Musk was well aware of which identity extremists were primarily being kicked off Twitter, and has been chomping at the bits to open the floodgates back open to inflammatory propaganda in the name of restoring “free speech.”
Which leads me to question (rhetorically), who exactly will bear the wrath of Twitter not being “a free-for-all hellscape, where anything can be said with no consequences,” as Musk said in response to growing concerns about who the new Twitter might be inviting or re-inviting to the “town square?”
#BlackTwitter, which has been identified as “an internet community largely consisting of African-American users on the social network Twitter focused on issues of interest to the Black community in the United States,” has functioned not only as a haven for joy, jokes and trending memes on Twitter but also as a corner of the platform where anti-Black racism has been unapologetically called out and where Black organizers have mobilized in efforts to aggressively combat white supremacy in every iteration it presents itself.
Will Musk’s Twitter allow space for pointed language and content that fiercely challenges systems of white supremacy? Will it censor Black and other marginalized advocates from sharing information relevant to the struggle for liberation? Will it exist as a space where only Black culture and entertainment and merriment will be accepted but resistance and strategic activism will be met with dismissals from the site?

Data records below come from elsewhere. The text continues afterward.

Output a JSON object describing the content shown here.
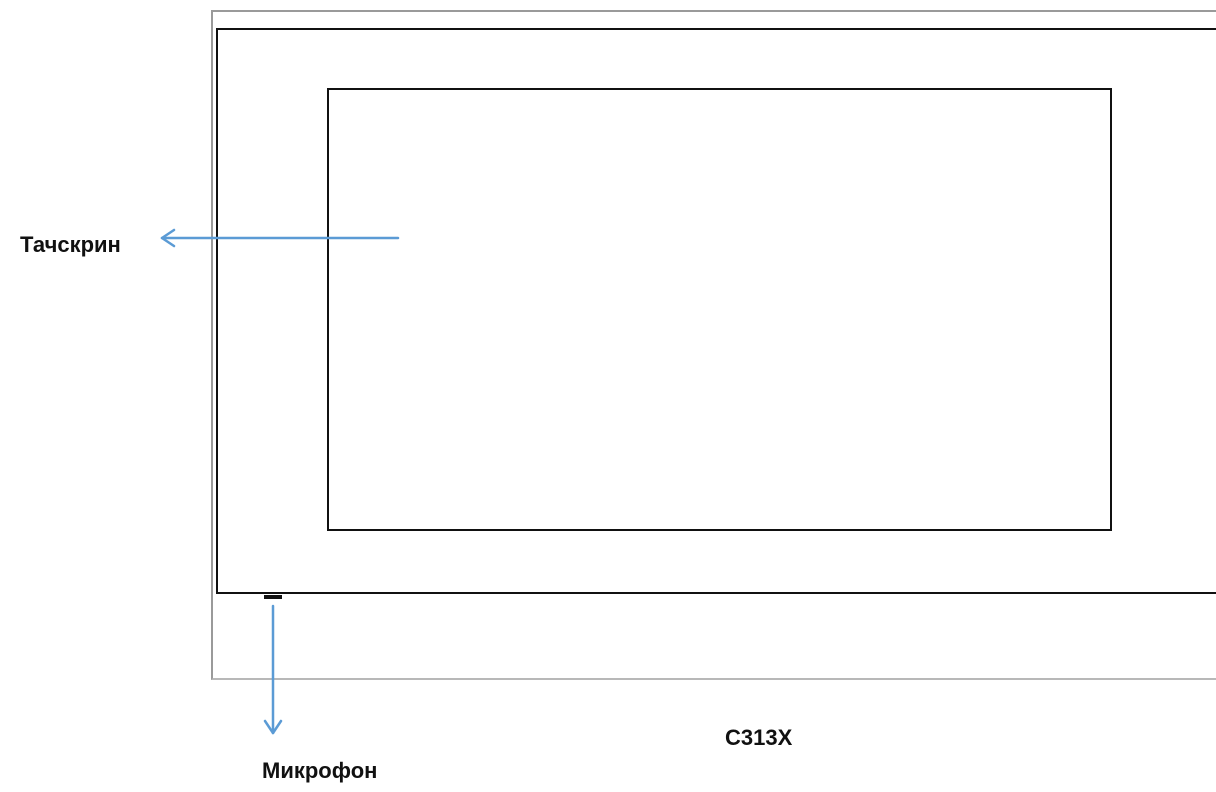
{
  "labels": {
    "touchscreen": "Тачскрин",
    "microphone": "Микрофон",
    "model": "C313X"
  },
  "colors": {
    "arrow": "#5b9bd5",
    "outline": "#111111",
    "housing": "#9a9a9a"
  }
}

Musk says that there is “currently great danger that social media will splinter into far right-wing and far left-wing echo chambers that generate more hate and divide our society,” but who is he most likely to muzzle if the heat of the “town square” bonfire morphs into an inferno?

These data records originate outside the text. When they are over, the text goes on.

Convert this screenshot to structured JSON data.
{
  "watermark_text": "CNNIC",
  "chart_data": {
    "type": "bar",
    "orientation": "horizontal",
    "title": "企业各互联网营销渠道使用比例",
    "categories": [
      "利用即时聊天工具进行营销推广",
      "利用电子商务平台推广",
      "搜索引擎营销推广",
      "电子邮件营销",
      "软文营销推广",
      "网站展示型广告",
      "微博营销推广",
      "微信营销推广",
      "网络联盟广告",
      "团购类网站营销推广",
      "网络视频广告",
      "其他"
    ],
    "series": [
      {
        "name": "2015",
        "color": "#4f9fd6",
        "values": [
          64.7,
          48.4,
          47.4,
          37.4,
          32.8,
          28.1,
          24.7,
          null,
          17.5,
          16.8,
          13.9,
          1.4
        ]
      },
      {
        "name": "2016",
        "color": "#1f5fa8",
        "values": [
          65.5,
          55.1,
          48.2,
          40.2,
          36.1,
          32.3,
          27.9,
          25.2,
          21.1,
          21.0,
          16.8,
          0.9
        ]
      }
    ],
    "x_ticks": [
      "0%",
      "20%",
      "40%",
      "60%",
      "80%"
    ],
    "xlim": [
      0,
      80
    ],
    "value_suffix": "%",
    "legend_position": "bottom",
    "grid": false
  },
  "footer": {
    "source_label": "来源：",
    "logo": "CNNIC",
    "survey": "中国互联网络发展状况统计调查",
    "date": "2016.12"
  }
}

Conventional wisdom would suggest that the likes of the Proud Boys and Oath Keepers and neo-Nazis will be unrestricted in their ability to plan, plot and strategize in plain view in Musk’s Twitterverse, whereas freedom fighters of color might very well find their timelines interrupted.
I am not of the belief that the new “Chief Twit” in charge will be impartial about what brand of “open dialogue” his Twitter will allow. I am of reasonable concern as to what may be the consequences of his acquisition with regard to who will get the mic back.
The bigots are already back out to play on the bird app. And I can very well see myself leaving that nest sooner than later.